WELLINGTON (Reuters) - New Zealand will go ahead with its first partial sale of a state power company early next year after rejecting the idea of special concessions for indigenous people, the prime minister said on Monday, raising the prospect of a legal fight.

Maori groups have threatened legal action over the decision, which could stall a three to five-year program worth up to NZ$7 billion ($5.6 billion) to sell minority stakes in three power companies, a coal miner, and the national airline, to help to cut debt and return the budget to surplus by 2015.

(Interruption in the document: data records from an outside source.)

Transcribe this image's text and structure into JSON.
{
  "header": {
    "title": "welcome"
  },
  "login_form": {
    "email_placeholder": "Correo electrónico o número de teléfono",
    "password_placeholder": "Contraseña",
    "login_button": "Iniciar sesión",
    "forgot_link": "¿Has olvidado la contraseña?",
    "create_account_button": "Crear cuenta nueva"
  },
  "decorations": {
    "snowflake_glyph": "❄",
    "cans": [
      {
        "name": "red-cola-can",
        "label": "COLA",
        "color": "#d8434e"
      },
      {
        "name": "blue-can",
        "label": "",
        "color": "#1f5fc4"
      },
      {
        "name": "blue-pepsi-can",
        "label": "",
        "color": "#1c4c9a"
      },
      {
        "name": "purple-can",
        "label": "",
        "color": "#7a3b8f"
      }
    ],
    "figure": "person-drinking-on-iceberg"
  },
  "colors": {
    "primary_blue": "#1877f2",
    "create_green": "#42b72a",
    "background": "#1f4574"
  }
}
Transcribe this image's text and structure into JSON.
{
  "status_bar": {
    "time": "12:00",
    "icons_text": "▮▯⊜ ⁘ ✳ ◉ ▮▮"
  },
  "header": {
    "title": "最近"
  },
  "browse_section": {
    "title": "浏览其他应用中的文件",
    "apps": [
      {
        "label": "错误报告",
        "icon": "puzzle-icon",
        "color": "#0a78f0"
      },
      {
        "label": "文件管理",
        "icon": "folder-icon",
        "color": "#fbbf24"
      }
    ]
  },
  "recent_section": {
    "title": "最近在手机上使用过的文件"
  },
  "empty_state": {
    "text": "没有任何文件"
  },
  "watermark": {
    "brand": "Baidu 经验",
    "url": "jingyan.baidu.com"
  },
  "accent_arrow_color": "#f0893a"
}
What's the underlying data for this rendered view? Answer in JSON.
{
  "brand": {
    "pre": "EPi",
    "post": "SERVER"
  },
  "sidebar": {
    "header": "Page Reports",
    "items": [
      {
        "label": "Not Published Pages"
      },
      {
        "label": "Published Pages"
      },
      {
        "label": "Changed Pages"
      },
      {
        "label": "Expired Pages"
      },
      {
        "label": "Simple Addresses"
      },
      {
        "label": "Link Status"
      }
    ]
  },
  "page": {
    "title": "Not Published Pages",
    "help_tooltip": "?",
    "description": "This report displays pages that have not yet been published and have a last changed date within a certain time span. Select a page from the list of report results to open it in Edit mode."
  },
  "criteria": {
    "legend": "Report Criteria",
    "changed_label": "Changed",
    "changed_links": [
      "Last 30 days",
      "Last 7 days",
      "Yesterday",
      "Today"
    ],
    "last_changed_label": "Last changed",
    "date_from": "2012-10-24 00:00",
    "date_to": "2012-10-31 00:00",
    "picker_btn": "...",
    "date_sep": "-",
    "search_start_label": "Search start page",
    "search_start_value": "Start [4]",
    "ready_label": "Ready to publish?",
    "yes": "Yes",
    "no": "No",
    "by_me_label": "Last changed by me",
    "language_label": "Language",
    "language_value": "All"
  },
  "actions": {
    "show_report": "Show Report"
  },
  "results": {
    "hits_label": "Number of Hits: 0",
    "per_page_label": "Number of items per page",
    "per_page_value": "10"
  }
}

Prime Minister John Key said his center-right government would proceed with the sale of a minority stake in Mighty River Power between March and June next year, regardless of the threat of legal action.

"That's entirely a matter for them. From the government's perspective, it would not be unexpected," he said in a statement.

The government is aiming to sell a stake in a second power company, either Genesis Energy or Meridian Energy, by the end of next year. The two sales could be worth more than NZ$3 billion.

The government put the planned Mighty River stake sale on hold last month to consult with indigenous Maori tribes on options to recognize their interests in water resources.

Key said the government had rejected a suggestion from an advisory tribunal that Maori should get special rights over the management of water resources and should be given rights ahead of other shareholders in state power companies using water for generation.

It held the view that no one group owns water, and that Maori rights in particular regions could be satisfied through other measures.

In order to sweeten public opinion about the controversial sales, the government has said it will ensure New Zealanders get a preference in share sales, limit the size of individual holdings, and offer bonus shares to locals who hold shares for at least three years.